What Is Fault Transfer Voltage and What Causes It in Low-Voltage Systems？

Fault Transfer Voltage

In low - voltage distribution systems, there is a type of personal electric shock accident where the accident occurrence point and the system fault point are not at the same location. This kind of accident occurs because after a ground fault happens elsewhere, the generated fault voltage is conducted to the metal casings of other equipment through the PE wire or PEN wire. When the fault voltage on the metal casing of the equipment is higher than the human - body safe voltage, an electric shock accident will occur when the human body comes into contact with the metal casing of the equipment. This fault voltage is transferred from other places, so it is called the transfer fault voltage.

There are mainly two reasons why the transfer fault voltage causes the ground fault point and the accident point to be not at the same location:

• A ground fault in the medium - voltage system causes a transfer fault voltage in the low - voltage system;

• The casing of a device in the TN system fails and becomes live, causing the casings of all other electrical appliances to have the transfer fault voltage;

1. Transfer Fault Voltage from Low - Voltage System to Low - Voltage System

In the TN system, the casings of all electrical appliances are connected together. At this time, if one device fails and its casing becomes live, it will also cause a potential difference to the ground to appear on other devices, resulting in a transfer fault voltage.

The type of the low - voltage grounding system is the TN system. When a single - phase ground fault occurs in a low - voltage single - phase outgoing line circuit, the ground fault current passes through the ground fault point, the earth, and the grounding resistance of the distribution transformer and returns to the transformer to form a loop. Due to the large resistance at the ground fault point, the fault current is small and insufficient to make its circuit breaker operate. The fault current passes through the grounding resistance of the distribution transformer, and a fault voltage will be generated on its grounding resistance. This fault voltage will be conducted to the metal casings of the equipment along the PE wire, thus generating a transfer fault voltage and causing the electric shock accident point to occur;

2. Transfer of Fault Voltage from Medium - Voltage System to Low - Voltage System

A 10/0.4 kV distribution transformer should have two independent grounding devices: protective grounding for the transformer and working grounding for the low - voltage system.

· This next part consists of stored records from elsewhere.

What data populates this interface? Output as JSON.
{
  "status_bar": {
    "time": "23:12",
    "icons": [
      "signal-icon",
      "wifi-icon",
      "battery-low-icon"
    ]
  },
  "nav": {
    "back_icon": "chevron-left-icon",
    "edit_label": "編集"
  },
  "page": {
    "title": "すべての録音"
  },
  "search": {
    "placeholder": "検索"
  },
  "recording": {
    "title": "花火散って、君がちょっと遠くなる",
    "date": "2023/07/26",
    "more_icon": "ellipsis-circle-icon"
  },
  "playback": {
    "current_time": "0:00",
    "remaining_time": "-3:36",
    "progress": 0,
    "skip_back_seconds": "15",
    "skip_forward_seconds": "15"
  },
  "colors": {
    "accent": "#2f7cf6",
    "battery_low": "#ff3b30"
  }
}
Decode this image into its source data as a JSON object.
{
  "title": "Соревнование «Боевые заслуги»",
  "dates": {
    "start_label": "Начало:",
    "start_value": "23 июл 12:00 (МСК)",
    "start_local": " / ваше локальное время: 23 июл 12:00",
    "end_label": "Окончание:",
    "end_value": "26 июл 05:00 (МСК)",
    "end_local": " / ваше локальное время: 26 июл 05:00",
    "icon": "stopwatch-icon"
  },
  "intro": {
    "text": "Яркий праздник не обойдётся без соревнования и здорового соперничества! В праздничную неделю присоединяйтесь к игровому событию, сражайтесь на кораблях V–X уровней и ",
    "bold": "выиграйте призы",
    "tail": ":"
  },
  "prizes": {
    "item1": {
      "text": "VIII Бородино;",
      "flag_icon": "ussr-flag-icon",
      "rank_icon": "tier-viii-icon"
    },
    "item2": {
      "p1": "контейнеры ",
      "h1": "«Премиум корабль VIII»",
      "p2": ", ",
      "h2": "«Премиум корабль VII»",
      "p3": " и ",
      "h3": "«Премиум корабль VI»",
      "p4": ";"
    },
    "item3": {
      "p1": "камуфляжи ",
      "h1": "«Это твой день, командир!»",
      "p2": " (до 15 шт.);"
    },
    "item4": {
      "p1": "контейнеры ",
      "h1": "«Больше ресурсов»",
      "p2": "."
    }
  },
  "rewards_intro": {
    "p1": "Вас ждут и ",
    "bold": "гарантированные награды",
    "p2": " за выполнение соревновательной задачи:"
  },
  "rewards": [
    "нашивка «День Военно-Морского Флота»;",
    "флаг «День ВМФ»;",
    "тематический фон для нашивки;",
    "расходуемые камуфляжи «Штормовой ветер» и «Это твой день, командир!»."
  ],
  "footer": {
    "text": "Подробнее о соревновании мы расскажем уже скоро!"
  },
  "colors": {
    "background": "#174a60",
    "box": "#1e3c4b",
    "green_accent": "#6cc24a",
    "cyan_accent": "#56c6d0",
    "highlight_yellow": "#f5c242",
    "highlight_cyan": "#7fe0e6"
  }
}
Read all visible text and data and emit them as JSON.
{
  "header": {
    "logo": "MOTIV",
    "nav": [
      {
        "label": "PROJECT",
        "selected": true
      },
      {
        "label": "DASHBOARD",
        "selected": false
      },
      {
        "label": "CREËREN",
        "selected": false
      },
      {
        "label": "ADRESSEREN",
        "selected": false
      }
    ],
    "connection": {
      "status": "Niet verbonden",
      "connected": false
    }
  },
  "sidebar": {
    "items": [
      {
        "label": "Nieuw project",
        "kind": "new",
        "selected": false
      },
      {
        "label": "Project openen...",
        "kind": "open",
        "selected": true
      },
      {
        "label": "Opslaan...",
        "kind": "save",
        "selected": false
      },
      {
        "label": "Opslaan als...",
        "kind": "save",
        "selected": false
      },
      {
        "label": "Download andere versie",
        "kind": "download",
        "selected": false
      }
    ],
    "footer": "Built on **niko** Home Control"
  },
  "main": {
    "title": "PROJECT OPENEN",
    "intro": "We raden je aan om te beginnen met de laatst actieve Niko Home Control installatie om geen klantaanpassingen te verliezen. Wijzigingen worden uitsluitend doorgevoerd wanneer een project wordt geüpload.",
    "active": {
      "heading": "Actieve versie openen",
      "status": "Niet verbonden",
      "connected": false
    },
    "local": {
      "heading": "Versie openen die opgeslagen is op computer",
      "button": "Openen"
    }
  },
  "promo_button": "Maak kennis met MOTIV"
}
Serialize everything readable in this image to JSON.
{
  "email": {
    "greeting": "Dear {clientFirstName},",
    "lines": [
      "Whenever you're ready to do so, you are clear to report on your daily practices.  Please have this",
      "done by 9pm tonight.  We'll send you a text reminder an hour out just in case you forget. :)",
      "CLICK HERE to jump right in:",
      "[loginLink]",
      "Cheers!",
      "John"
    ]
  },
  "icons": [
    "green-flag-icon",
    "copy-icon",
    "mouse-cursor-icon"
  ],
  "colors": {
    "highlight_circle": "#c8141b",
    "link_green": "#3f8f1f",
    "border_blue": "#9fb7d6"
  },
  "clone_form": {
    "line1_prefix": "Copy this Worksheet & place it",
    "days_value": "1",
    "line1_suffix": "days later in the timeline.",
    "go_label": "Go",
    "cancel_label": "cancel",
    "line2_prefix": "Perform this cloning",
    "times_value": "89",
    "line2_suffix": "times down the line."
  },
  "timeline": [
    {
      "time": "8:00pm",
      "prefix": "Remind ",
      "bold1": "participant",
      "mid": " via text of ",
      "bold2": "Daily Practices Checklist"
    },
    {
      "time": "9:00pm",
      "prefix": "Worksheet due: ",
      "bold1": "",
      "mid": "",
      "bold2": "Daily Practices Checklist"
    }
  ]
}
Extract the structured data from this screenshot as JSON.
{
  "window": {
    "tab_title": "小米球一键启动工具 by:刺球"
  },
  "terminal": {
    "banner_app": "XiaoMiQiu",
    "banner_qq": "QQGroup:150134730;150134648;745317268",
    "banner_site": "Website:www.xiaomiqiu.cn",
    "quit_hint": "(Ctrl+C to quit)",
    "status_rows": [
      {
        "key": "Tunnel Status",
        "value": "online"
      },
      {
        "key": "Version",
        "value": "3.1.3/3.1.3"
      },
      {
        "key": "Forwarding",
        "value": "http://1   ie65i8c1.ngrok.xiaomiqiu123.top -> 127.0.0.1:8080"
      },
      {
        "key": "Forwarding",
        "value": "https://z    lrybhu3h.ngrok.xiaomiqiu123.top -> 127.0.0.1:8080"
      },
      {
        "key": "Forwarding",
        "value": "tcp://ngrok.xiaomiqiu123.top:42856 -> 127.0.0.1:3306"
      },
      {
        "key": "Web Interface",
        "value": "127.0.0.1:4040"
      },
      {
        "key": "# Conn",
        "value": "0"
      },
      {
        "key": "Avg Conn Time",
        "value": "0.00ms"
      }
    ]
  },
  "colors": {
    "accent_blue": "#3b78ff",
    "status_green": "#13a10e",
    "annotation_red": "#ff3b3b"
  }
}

However, to simplify grounding and cut construction costs, the protective grounding of most medium - voltage distribution transformers shares a single grounding electrode with the working grounding of the low - voltage system. This means that if a tank - shell fault occurs in the medium - voltage part of the distribution transformer, a transfer fault voltage will be induced in the low - voltage system lines and even on the casings of all equipment.

This fault essentially stems from a single - phase ground fault in the medium - voltage system.

When a tank - shell fault occurs in the distribution transformer, a ground fault current is generated. If the low - voltage system uses the TN grounding method, the repeated grounding of the PE wire causes the fault current to split. One part flows back to the earth via the working grounding resistance of the transformer’s low - voltage system, while another part returns to the earth through the repeated grounding resistance along the PE wire before going back to the medium - voltage power source. The fault current passes through the working grounding resistance of the low - voltage system, creating a voltage drop across this resistance. This causes a potential difference between the neutral point of the low - voltage system power supply and the earth. This potential difference propagates to the low - voltage distribution lines, resulting in a transferred over - voltage. In a TN grounding system, this transferred over - voltage can even spread to the casings of all low - voltage equipment via the PE wire.

The magnitude of the fault current depends mainly on the grounding method of the medium - voltage system and the distributed capacitance current. The amplitude of the transfer fault voltage is closely related to the grounding methods of both the medium - voltage and low - voltage systems, with the medium - voltage system’s grounding method being decisive.

Fault transfer voltage amplitude ranking: Small - resistance grounding system > Ungrounded system > Arc - suppression coil grounding system;
A medium - voltage system with a neutral point grounded via a small resistance and a low - voltage system using the TN grounding method are more prone to electric shock accidents, posing a significant threat to users’ personal safety.

Conclusion

• The transfer fault voltage causes the ground fault point and the accident point to be disjoint in two main scenarios: 1) A ground fault in the medium - voltage system induces a transfer fault voltage in the low - voltage system; 2) A faulty, live device casing in a TN system causes transfer fault voltage on all other electrical appliance casings;

• For these two transfer fault voltage types, the ground fault point and the electric shock accident point do not coincide. The grounding point is hard to detect, and the root cause of the transfer fault voltage accident is difficult to analyze. With equipment metal casings charged by the transfer fault voltage, the risk of electric shock to people increases to some degree.